Pai denuncia monitor de escola cívico-militar por aliciar filha de 11 anos em São João Nepomuceno

O pai de uma aluna de 11 anos da Escola Municipal Cívico-Militar Três Marias, em São João Nepomuceno, na Zona da Mata mineira, denunciou publicamente o monitor da instituição por aliciamento sexual. Em vídeo divulgado nas redes sociais, ele cobrou justiça e revelou que outras famílias também procuraram a polícia. O caso, registrado em 7 de julho, ocorreu após o pai encontrar mensagens enviadas pelo monitor à filha no celular dela. A direção da escola dispensou o funcionário e comunicou a Secretaria Municipal de Educação. A Polícia Civil investiga o caso sob sigilo, em respeito ao Estatuto da Criança e do Adolescente (ECA).

O pai, que não teve a identidade divulgada para proteger a menina, afirmou: “Esse maníaco aliciou a minha filha. Há outros pais procurando as delegacias porque existem mais crianças envolvidas”. Ele também incentivou outras famílias a registrarem boletins de ocorrência: “Eu confio na Justiça. Façam boletim de ocorrência, protejam seus filhos”.

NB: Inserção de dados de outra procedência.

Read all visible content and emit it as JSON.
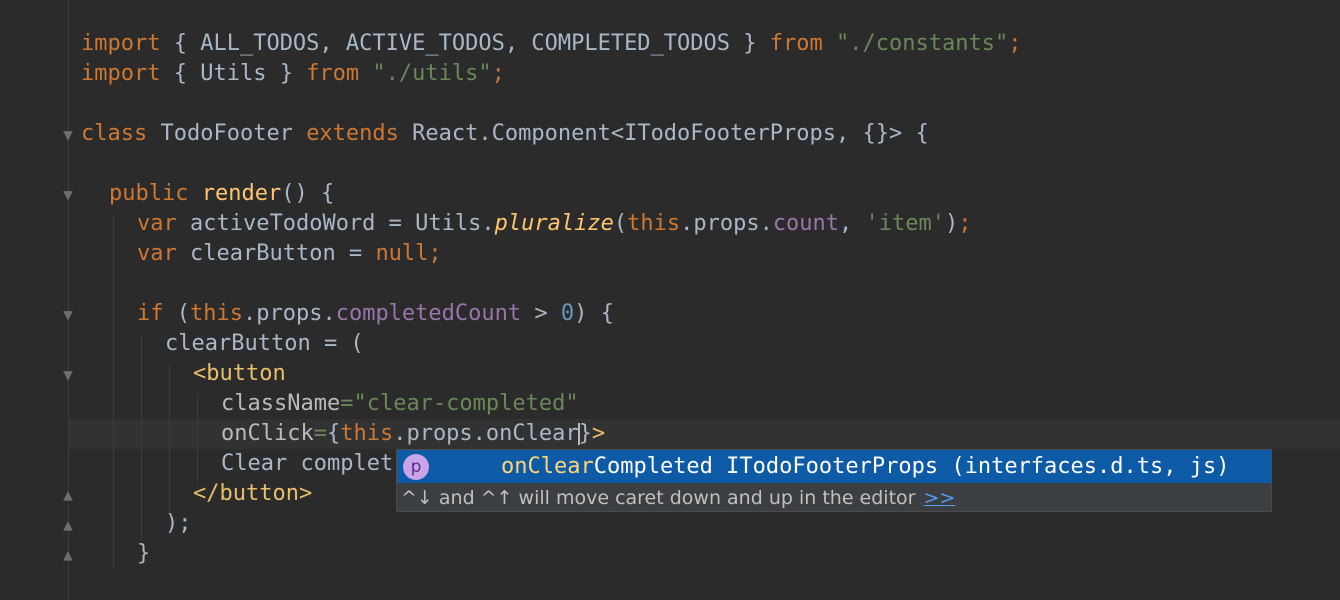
{
  "code": {
    "line1": {
      "kw1": "import",
      "t1": " { ALL_TODOS, ACTIVE_TODOS, COMPLETED_TODOS } ",
      "kw2": "from",
      "t2": " ",
      "str": "\"./constants\"",
      "semi": ";"
    },
    "line2": {
      "kw1": "import",
      "t1": " { Utils } ",
      "kw2": "from",
      "t2": " ",
      "str": "\"./utils\"",
      "semi": ";"
    },
    "line4": {
      "kw1": "class",
      "t1": " TodoFooter ",
      "kw2": "extends",
      "t2": " React.Component<ITodoFooterProps, {}> {"
    },
    "line6": {
      "kw": "public",
      "sp": " ",
      "fn": "render",
      "t": "() {"
    },
    "line7": {
      "kw": "var",
      "t1": " activeTodoWord = Utils.",
      "fn": "pluralize",
      "t2": "(",
      "kw2": "this",
      "t3": ".props.",
      "prop": "count",
      "t4": ", ",
      "str": "'item'",
      "t5": ")",
      "semi": ";"
    },
    "line8": {
      "kw": "var",
      "t1": " clearButton = ",
      "kw2": "null",
      "semi": ";"
    },
    "line10": {
      "kw": "if",
      "t1": " (",
      "kw2": "this",
      "t2": ".props.",
      "prop": "completedCount",
      "t3": " > ",
      "num": "0",
      "t4": ") {"
    },
    "line11": {
      "t": "clearButton = ("
    },
    "line12": {
      "tag": "<button"
    },
    "line13": {
      "attr": "className",
      "eq": "=",
      "str": "\"clear-completed\""
    },
    "line14": {
      "attr": "onClick",
      "eq": "=",
      "t1": "{",
      "kw": "this",
      "t2": ".props.onClear",
      "t3": "}",
      "tag": ">"
    },
    "line15": {
      "t": "Clear complet"
    },
    "line16": {
      "tag": "</button>"
    },
    "line17": {
      "t": ");"
    },
    "line18": {
      "t": "}"
    }
  },
  "autocomplete": {
    "badge": "p",
    "match": "onClear",
    "rest": "Completed ITodoFooterProps (interfaces.d.ts, js)",
    "hint": "^↓ and ^↑ will move caret down and up in the editor",
    "hint_link": ">>"
  }
}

Antes da denúncia mais recente, em 11 de abril, outra responsável já havia procurado a Polícia Militar (PM) após ver conversas entre a filha de 12 anos e o mesmo monitor. O g1 não conseguiu localizar a defesa do suspeito, cujo nome não foi divulgado. Em uma mensagem enviada à mãe de uma das vítimas, o monitor chegou a pedir desculpas, conforme print divulgado nas redes sociais.

Investigação e omissão institucional

A Polícia Civil informou que o inquérito sobre estupro de vulnerável tramita sob sigilo, em observância ao ECA, para resguardar a vítima. Até a última atualização, o suspeito não havia sido localizado pela PM. A corporação não detalhou medidas adotadas após a primeira ocorrência, nem se o suspeito prestou depoimento, alegando que outras informações não serão divulgadas para não prejudicar as investigações.

A Secretaria Municipal de Educação confirmou que o funcionário exercia a função de auxiliar de aprendizagem e mantinha vínculo temporário com o município. Em nota, a secretaria orientou que famílias vítimas de situações semelhantes procurem a polícia e a própria secretaria para que as medidas cabíveis sejam tomadas.

Panorama político e social

O caso expõe fragilidades no sistema de proteção infantil em escolas cívico-militares, modelo que ganhou força em várias cidades brasileiras. A falta de transparência nas investigações e a demora na localização do suspeito geram desconfiança entre as famílias. A situação também levanta debates sobre a responsabilidade das instituições de ensino na triagem e supervisão de funcionários, especialmente em contato direto com crianças. Enquanto a Polícia Civil mantém sigilo, outras famílias se mobilizam para garantir que o caso não seja abafado, reforçando a necessidade de políticas públicas mais rigorosas de proteção à infância.